Can Haiti Get Beyond Politics as Usual?
Above Haiti Liberte Editor Kim Ives Discusses Haitian History and Aristide
By Thought Merchant
As we see in this video, staunch left wing journalist Kim Ives gives his interpretation of Haiti’s history. Ives, like many left leaning Haiti sympathizers, has a rather romantic depiction of Aristide’s stewardship of the Republic, failing to mention some of the more violent methods by which Aristide used to silence opposition to his second term as President. Moreover, little discussion is made of the role of drug trafficking, murder of journalists, and oppression of dissenters during Aristide’s administration.
Barring those glaring omissions, Ives gives a rather accurate depiction of how Western economic interests have been manipulating Haitian politics throughout the 20th century. Ives also explains how this pattern of exploitation is being continued even after the earthquake of January 12, 2010.

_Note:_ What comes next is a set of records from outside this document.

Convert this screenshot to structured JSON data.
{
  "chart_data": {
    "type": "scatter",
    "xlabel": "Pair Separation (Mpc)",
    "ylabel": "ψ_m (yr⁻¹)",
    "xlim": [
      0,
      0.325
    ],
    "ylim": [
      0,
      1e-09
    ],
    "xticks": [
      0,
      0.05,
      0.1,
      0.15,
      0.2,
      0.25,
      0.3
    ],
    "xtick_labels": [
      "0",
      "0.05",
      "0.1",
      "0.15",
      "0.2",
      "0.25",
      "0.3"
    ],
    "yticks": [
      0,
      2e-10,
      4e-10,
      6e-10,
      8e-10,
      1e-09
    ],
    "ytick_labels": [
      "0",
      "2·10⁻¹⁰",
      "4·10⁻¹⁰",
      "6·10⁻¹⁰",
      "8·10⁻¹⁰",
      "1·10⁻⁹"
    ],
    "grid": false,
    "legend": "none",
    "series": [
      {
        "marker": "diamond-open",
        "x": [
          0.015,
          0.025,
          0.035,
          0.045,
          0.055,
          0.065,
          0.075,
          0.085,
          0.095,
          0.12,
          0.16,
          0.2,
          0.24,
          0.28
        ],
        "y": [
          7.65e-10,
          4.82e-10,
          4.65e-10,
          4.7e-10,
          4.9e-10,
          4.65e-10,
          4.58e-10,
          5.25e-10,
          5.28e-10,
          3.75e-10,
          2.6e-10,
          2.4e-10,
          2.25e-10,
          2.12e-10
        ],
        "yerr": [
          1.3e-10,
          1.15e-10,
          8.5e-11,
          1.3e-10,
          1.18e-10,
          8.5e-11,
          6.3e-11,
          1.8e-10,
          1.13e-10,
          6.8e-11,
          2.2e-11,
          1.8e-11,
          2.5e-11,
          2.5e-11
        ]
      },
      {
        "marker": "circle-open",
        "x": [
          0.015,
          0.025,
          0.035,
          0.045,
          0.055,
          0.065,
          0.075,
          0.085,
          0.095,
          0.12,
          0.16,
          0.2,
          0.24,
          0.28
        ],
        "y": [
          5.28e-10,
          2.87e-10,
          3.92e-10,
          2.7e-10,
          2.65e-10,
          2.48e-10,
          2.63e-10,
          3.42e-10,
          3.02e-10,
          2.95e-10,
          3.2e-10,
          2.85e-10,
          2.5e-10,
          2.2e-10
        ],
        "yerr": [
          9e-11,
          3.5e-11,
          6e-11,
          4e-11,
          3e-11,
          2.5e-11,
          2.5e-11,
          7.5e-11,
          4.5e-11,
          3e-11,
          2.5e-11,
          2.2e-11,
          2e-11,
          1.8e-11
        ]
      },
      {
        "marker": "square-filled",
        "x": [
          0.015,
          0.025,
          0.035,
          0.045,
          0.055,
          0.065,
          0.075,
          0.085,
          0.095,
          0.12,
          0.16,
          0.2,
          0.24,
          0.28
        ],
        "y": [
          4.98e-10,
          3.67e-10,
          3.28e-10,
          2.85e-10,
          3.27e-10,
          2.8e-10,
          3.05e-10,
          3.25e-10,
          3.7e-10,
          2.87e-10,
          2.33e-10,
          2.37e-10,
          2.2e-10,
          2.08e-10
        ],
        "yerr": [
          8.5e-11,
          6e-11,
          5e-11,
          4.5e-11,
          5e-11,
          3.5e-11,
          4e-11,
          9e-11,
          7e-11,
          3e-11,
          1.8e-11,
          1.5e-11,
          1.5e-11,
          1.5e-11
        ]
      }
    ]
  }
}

At some point, the progressive forces who seek to liberate Haiti from this constant cycle of detrimental Western influence will have to get beyond their political differences. Most of these differences revolve around either support or opposition to Arisitide’s Lavalas party. Lavalas has provided the dominant political ideology in Haiti for the last 20 years. Many who agree with the importance of an independent Haitian economy, development of the agricultural sector, decrease in using Haitians as sweatshop workers being paid slave wages share those points of view with many of Aristide’s supporters. However, those progressive forces also refuse to give any credence to the Lavalas movement with its concentration on demagoguery, empty rhetoric, occasional violence, and poor governance.
With the coming elections in Haiti in fall 2010 the need for Haitians to transcend these political divides becomes even more critical. Collectively, Haitians must get beyond their traditional political loyalties to determine who is best able to govern their country in a way that provides economic empowerment to the large mass of Haitian people, while ensuring the viability of benign commercial interests without constant fear of recrimination.
The only way Haitians can engage in such decision making is to get beyond political ideology, demagoguery, and the toxic Haitian classism that has crippled the country for more than a generation. Without such efforts, Haiti will continue its free fall into a political and economic abyss from where it may never return.
Hopefully it will not take another earthquake to shake up the consciousness of the Haitian people.